あの胡散臭い見世物小屋ことが忘れられない。妖しくも官能的な書き割りの看板、呼び込みのおじさんのだみ声、顔が人間で体は牛の絵や、綺麗なお姉さんのもとへ答えの紙を咥えて運ぶ学者犬の絵に釣られ「もしかすると本当に…」の淡い期待を胸に、「今入ればちょうどいいところだ!!」の口上と「ドン ドン ドン ドン…」と鳴る太鼓の音色が聞こえればこらえられなくなり、親を口説いて毎年騙されに入る(笑)

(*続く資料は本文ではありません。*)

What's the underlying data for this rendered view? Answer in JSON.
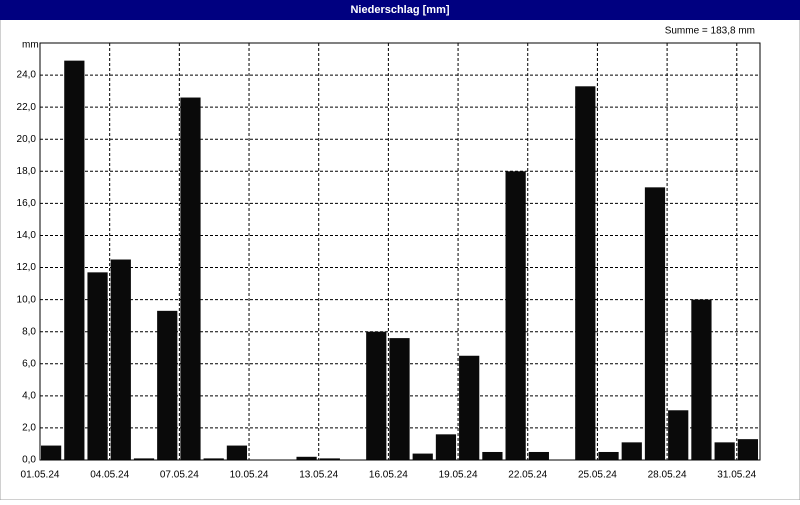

中に入ると意地の悪そうなおばさんが、綺麗だけれどどこか寂しそうな(←ちがう意味で読んでね)お姉さんの演目をしきりに紹介している。「お客さんの中でこれが全部できたら、このお姉さんをお嫁さんに差し上げます。」などと云っていたが、大人のお客も一瞬「お~っ」と力なく歓声を上げたが誰もお嫁さんに欲しいという人はいなかった…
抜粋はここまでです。